NAN while training the model, RuntimeError: Function 'PowBackward0' returned nan values in its 0th output

kunasiramesh · November 2, 2020, 12:45pm

Hi All,

I am using the custom loss function:
loss = torch.mean(torch.square(torch.sqrt(y_true + 1e-10) - torch.sqrt(y_predict + 1e-10)) + 10*torch.square(torch.square(torch.sqrt(y_true + 1e-10) - torch.sqrt(y_predict + 1e-10))))

After some iteration, I am getting below error.

[W python_anomaly_mode.cpp:60] Warning: Error detected in PowBackward0. Traceback of forward call that caused the error:
File “main.py”, line 38, in
main()
File “main.py”, line 34, in main
train(dataloader_train=train_dl, dataloader_eval=valid_dl, model=model, hyper_params=train_params, device=‘cuda’)
File “train_model.py”, line 81, in train
loss = my_cost(outputs,labels)
File “train_model.py”, line 15, in my_cost
loss = torch.mean(torch.square(torch.sqrt(y_true + 1e-10) - torch.sqrt(y_predict + 1e-10)) + 10*torch.square(torch.square(torch.sqrt(y_true + 1e-10) - torch.sqrt(y_predict + 1e-10))))
(function print_stack)
Traceback (most recent call last):
File “main.py”, line 38, in
main()
File “main.py”, line 34, in main
train(dataloader_train=train_dl, dataloader_eval=valid_dl, model=model, hyper_params=train_params, device=‘cuda’)
File “train_model.py”, line 83, in train
loss.backward()
File “/usr/local/lib/python3.6/dist-packages/torch/tensor.py”, line 185, in backward
torch.autograd.backward(self, gradient, retain_graph, create_graph)
File “/usr/local/lib/python3.6/dist-packages/torch/autograd/init.py”, line 127, in backward
allow_unreachable=True) # allow_unreachable flag
RuntimeError: Function ‘PowBackward0’ returned nan values in its 0th output.
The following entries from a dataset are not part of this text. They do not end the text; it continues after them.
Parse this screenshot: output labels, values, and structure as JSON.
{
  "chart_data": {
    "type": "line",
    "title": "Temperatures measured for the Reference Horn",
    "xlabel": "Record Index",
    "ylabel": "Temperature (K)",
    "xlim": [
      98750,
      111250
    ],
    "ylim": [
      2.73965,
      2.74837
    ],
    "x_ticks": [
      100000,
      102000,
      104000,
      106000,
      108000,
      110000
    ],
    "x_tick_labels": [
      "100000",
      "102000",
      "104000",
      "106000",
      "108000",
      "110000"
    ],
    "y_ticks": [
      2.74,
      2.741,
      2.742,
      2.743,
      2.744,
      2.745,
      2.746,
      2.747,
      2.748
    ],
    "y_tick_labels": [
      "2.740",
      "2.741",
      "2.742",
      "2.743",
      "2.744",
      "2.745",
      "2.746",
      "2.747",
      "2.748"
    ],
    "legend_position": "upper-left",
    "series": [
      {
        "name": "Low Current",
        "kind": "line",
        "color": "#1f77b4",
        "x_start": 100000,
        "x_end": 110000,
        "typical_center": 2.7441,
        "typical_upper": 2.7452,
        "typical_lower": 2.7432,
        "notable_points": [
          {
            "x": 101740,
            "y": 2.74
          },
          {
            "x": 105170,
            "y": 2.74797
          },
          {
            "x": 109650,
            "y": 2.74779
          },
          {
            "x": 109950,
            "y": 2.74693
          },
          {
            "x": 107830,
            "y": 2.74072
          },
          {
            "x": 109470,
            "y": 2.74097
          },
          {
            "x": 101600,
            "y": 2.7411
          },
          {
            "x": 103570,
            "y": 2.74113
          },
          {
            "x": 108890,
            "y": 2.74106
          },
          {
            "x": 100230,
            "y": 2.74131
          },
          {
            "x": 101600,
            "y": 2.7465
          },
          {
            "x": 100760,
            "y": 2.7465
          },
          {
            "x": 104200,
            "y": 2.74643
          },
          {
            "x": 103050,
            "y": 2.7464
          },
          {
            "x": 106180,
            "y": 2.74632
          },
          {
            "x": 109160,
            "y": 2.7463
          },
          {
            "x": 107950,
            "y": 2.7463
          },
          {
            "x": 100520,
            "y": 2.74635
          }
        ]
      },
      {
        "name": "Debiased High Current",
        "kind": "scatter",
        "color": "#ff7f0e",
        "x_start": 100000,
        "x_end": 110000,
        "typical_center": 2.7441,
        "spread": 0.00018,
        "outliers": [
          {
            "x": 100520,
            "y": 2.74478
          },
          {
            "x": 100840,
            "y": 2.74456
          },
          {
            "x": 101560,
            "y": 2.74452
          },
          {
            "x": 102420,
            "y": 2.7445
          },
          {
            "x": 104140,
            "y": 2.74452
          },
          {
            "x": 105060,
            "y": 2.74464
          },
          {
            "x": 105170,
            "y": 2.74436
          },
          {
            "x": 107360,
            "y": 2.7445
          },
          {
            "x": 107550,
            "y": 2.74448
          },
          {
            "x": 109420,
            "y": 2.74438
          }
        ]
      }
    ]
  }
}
My final output is after relu activation, so I am sending only +ve values to the sqrt function

tom · November 3, 2020, 9:56am

Maybe you could output the value of y_true and y_predict when the exception happens to be sure.

kunasiramesh · November 3, 2020, 10:08am

Thank you the reply Tom.

I have printed the estimated output when the exception happened.

y_true::tensor([[[0.9508, 0.9464, 0.9941, …, 0.1872, 0.4230, 0.4505],
[0.9412, 0.9590, 0.9167, …, 0.0199, 0.0446, 0.0476],
[1.0088, 0.9939, 1.1853, …, 0.0752, 0.1353, 0.1411],
…,
[1.0073, 1.0330, 1.0652, …, 0.3139, 0.7555, 0.8156],
[0.9773, 0.9773, 0.9945, …, 0.6462, 0.8663, 0.8789],
[1.0590, 1.0328, 1.0088, …, 0.8305, 0.9132, 0.9175]]],
device=‘cuda:0’)

y_predict::tensor([[[0.2288, 0.0000, 0.0000, …, 0.0000, 0.0000, 0.1711],
[0.2288, 0.0000, 0.0000, …, 0.0000, 0.0000, 0.1711],
[0.2288, 0.0000, 0.0000, …, 0.0000, 0.0000, 0.1711],
…,
[0.2288, 0.0000, 0.0000, …, 0.0000, 0.0000, 0.1711],
[0.2288, 0.0000, 0.0000, …, 0.0000, 0.0000, 0.1711],
[0.2288, 0.0000, 0.0000, …, 0.0000, 0.0000, 0.1711]]],
device=‘cuda:0’, grad_fn=)

tom · November 3, 2020, 8:58pm

So if you take min() of them, that’s positive (well non-negative), too, right?

kunasiramesh · November 4, 2020, 12:09am

Sorry Tom, I didn’t understand. Can you elaborate?